Shortly after breakfast yesterday, not long after our confrontation, I caught Jesus Snort (I feel bad using jokey nicknames now that I’m getting to know these people a bit more) as he was walking by my bed and said, “Hey, I’m sorry I reacted sarcastically earlier, but can I tell you why I was offended?” And he sat down and I tried to explain how my ears had pricked up when I heard the gay prison joke in the same way that his ears might prick up if he’d heard me making a joke about black people and watermelon, that the joke reinforces the stereotype of gay man as sexual predator, etc. He said he understood, and then he shared a very poignant story about his childhood and some gay people in his life. He said, “I don’t have any problems with gay people. I don’t judge anyone in that lifestyle. My faith tells me not to.”
I almost started the conversation about how referring to an essential, immutable aspect of a person’s being as a “lifestyle” is insulting or at least ignorant. But I let it go for the time being. We had had our moment, and I wanted to leave it at that.
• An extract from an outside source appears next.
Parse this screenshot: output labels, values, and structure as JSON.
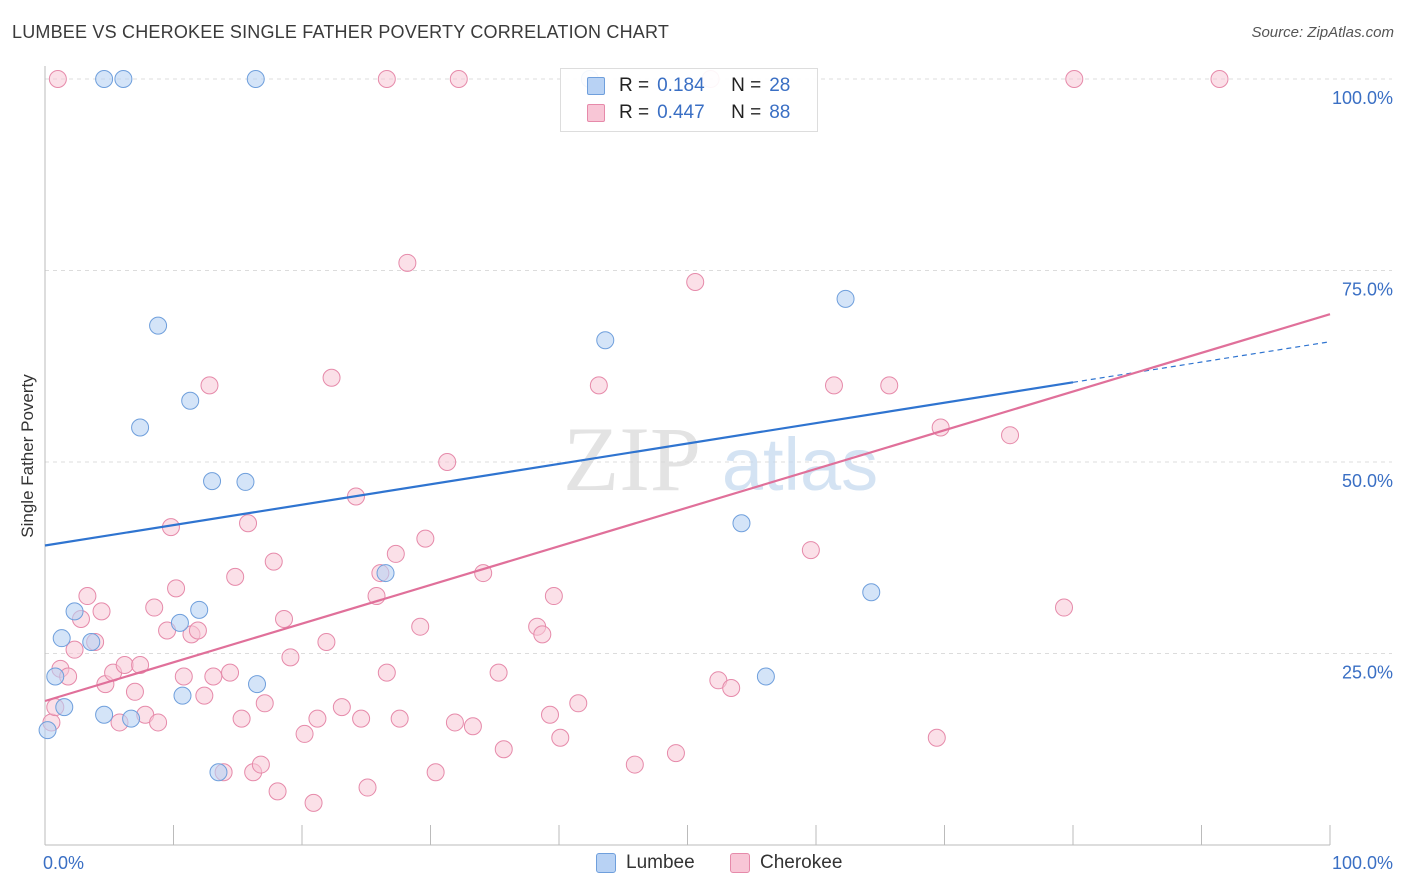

For the time being.
The guy is a pretty interesting character. He had a religious conversation experience in prison (heard the voice of god, read the Bible cover to cover, the whole 9 yards) and when he got out devoted his life to taking care of homeless people, drug-addicts, and other cast-offs. He owns and operates some kind of boarding house for these people now.
(As an aside, I want to say that I’m hesitant to criticize the type of conversion story he tells, because it’s essentially the same story that I tell about how I discovered Buddhism and began meditating. The thing that I happened to discover was very very different, but the basic narrative is the same: I was at a low point, nothing I was doing made sense, all my tactics, all my tricks, all the things I’d learned to do to avoid pain, none of it worked any more, and in fact only brought me more pain, I felt sad and desperate. By some kind of serendipity, two books, one by Thich Nhat Hahn and one by Pema Chodron, landed in my lap, and their words -- because the circumstances of my life and my emotional state aligned to allow me to understand them with complete clarity -- changed my mind and heart forever. I didn’t hear any voices, but it was still pretty dramatic. I call it a conversion experience, absolutely. I’m different now. I live my life differently, and I believe I am essentially different from who I was before that experience. So.)
This morning we had the most disgusting breakfast. I’m pretty sure it doesn’t get any worse. Powdered eggs with orange "cheese" melted over them. An English muffin that may have been toasted, but not enough to change its color and soggy from condensation because the plate sits under a plastic cover until they serve it. Skim milk. Why powdered eggs? Why even do that? The hard-boiled egg was, well, hard, but at least it was real. Why not serve that again? And why serve toast that’s going to sit covered and get wet? If you have that limitation, why not serve something with the same nutrition but that will hold up, or do better, by being covered? Grits, maybe, or oatmeal. But if they did grits or oatmeal, it would probably be some kind of instant nastiness.
There was a little less Bible talk yesterday. But, rest assured Bible Guy is a real Renaissance man. He can speak with confidence on the history of snack foods, he knows how to tell real homeless people from hustlers, and he’s an expert on the care and feeding of house cats. And he’s glad to share his knowledge. At length.
Have you ever heard of a card game called Spoons? They’re playing it in the next room. I think it involves cards and spoons, and, apparently, screaming. Unless somebody is getting murdered or tickled really hard.
We are halfway through the study now. I have red itchy circles, or more like rings, on my torso from the ECG pads, and my fingertips are sore, but otherwise I’m surviving.